Sobre o gasto energético realizado pelos modelos de IA, algo que preocupa especialistas no clima, o CTO da Meta, Mike Schroepfer, alegou que a IA vai economizar energia de outras formas. “Haverá grande consumo de energia, mas você também deve pensar nos custos de substituição”, disse, em referência às eficiências que se espera que a IA proveja.

IA no mundo do entretenimento

Representando o universo musical, que também vem sofrendo com a IA, o cantor John Legend – que está lançando sua primeira startup de tecnologia – concordou que a tecnologia tem seus limites.

Ele disse que a música gerada por computador não irá substituir os compositores, em parte porque as audiências gostam da história por trás das letras das canções.

Há ainda algo que é tão humano na música, nas composições e na interação que temos com nosso público.

John Legend, cantor

Do lado de Hollywood, o ator Arnold Schwarzenegger se diz ciente do uso da IA em Hollywood (assunto que causou a atual paralisação de roteiristas e atores por lá) e chegou a ouvir a verão fake de sua voz feita via IA recentemente.

Seja ou a imagem de Schwarzenegger utilizada pela IA no futuro, será algo a ser negociado pelos filhos do ator de 76 anos, segundo ele. “Não estarei por perto, mesmo se quisesse viver para sempre.”

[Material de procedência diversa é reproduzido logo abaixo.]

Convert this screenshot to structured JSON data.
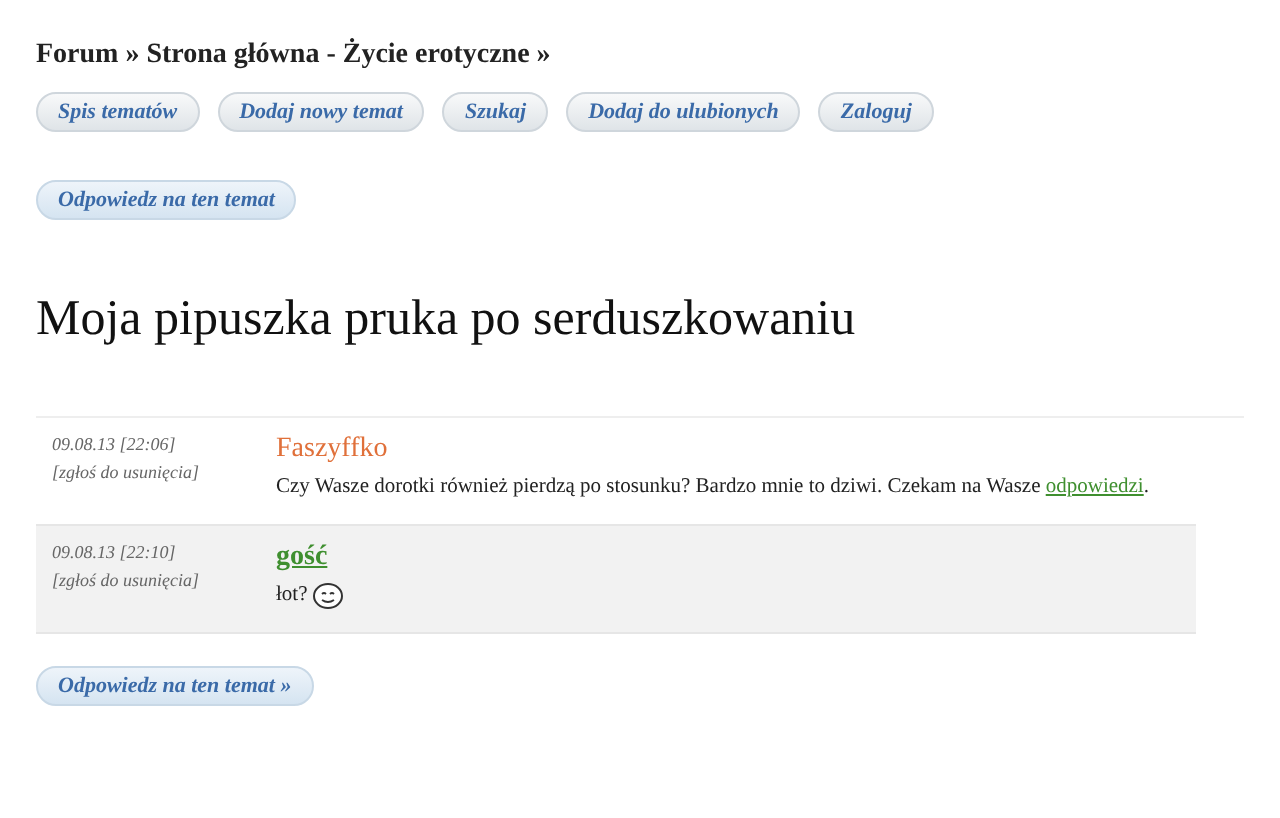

Ilustração de inteligência artificial falando
Imagem: ArtemisDiana/Shutterstock

Tecnologia na geopolítica

Acerca das incertezas sobre a IA, os líderes de tecnologia também começaram a lidar com questões críticas sobre o impacto da geopolítica no setor.

Khosla disse que vencer a corrida para desenvolver IAs avançadas pode dar aos EUA vantagens política e econômica ante a China.

Penso que o sistema político mundial, que influencia o sudeste da Ásia, África e América Latina, está em jogo. Os valores do Ocidente estão em jogo nesta batalha tecnológica, então, deveríamos fazer tudo o que pudermos para ganhar esta batalha e derrotar a China.

Vinod Khosla, capitalista de investimentos de risco e fundador da Khosla Ventures

O investidor de risco condenou liberar o código por trás das IAs avançadas para o público, já que alguns peritos em tecnologia defendem que esse movimento fortaleceria o desenvolvimento da tecnologia.

“Você não tornaria o Projeto Manhattan um código aberto”, afirmou, se referindo aos esforços clandestinos dos EUA para comprar uma bomba atômica no período da Segunda Guerra Mundial.

A guerra entre Israel e Hamas também foi foco do evento deste ano. Palmer Luckey, fundador da empresa de tecnologia Anduril Industries, alegou que os chefes do Executivo estadunidense poderiam ser mais incisivos em seu suporte a Israel.

É muito negativo para nossa classe bilionária o fato de não se ver um esforço de todo o país para se envolver e falar abertamente sobre estas questões. Que você está vendo uma cobertura da condenação do Hamas por medo de dizer a coisa errada, seja no tribunal da opinião pública ou porque isso prejudica os seus interesses comerciais.

Palmer Luckey, fundador da Anduril Industries

Por fim, Charlie Shrem, sócio da Druid Ventures, disse que o uso de criptomoedas pelo Hamas para financiar seus ataques a Israel “é muito triste”.